When TMX and the London Stock Exchange Group PLC announced their proposed tie-up, the move seemed to awaken a long-dormant love for the exchange within the Canadian securities sector. Firms that had long complained about everything from TMX’s fees to its fustiness were suddenly aghast that it could be partnering with a foreign rival.

This fear of the foreigner proved so powerful that the same firms that found it necessary to launch Alpha Group in order to escape the tyranny of TMX are now desperately hoping to buy it.

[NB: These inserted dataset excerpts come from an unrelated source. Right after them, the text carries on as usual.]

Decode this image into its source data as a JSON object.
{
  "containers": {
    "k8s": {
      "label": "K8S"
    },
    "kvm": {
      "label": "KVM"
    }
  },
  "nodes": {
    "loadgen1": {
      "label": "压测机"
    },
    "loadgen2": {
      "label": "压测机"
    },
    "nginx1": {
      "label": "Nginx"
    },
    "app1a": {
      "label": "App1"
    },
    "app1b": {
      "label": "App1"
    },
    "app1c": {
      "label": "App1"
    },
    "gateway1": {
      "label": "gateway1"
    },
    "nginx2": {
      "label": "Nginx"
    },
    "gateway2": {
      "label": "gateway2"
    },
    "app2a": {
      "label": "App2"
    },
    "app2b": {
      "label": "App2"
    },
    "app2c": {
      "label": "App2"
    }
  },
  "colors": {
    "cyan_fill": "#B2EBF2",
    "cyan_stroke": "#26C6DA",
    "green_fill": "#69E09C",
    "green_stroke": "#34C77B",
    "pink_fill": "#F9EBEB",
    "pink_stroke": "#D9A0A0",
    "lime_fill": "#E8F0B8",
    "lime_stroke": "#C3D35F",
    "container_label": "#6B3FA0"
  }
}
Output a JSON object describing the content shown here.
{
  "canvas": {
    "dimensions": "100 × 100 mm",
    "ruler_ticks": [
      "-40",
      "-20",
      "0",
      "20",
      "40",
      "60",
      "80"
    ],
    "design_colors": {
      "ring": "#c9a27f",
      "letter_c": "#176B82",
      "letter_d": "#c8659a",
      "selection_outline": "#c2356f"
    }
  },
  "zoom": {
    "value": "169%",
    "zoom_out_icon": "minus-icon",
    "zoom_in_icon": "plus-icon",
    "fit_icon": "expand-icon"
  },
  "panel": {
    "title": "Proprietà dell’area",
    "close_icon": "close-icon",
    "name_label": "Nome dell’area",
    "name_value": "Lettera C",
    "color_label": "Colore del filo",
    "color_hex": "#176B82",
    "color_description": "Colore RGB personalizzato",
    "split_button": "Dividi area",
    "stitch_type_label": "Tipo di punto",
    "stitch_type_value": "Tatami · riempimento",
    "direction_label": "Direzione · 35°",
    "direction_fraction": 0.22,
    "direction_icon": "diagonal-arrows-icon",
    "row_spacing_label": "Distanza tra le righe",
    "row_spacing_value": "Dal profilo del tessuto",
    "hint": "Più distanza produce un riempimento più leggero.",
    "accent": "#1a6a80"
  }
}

If this domestic bid goes ahead as planned, the result will be the restoration of TMX to its status as a near-monopoly in the trading business in Canada; as well, TMX would gain a complete monopoly over the domestic clearing business. In addition, this for-profit monolith would be controlled by a small group of large investment dealers and pension funds.

At first glance, the prospect of your biggest, toughest competition holding the keys to the venue in which you make your living should be a scary one for smaller, independent players. Competing with the banks in the current climate is hard enough. Not only do they have vast resources to spend on superior technology, marketing and personnel, they also have the clout to shape public policy to their advantage, tilting the playing field further in their favour. Allowing them to take charge of the trading environment would give them yet another significant source of leverage.

As with the proposed TMX/LSE deal, the bulwarks against corrosion in market quality will have to be governance and regulation. For the made-in-Canada solution to work for the whole industry, firms will have to rely on effective governance mechanisms and vigilant regulators to ensure that such a dominant player isn’t exploiting its market power.

Firms also will have to ask themselves whether they’d rather see the banks in control of such a crucial part of the industry or if they’d prefer to take their chances with the LSE. Which is worse, the cure or the disease?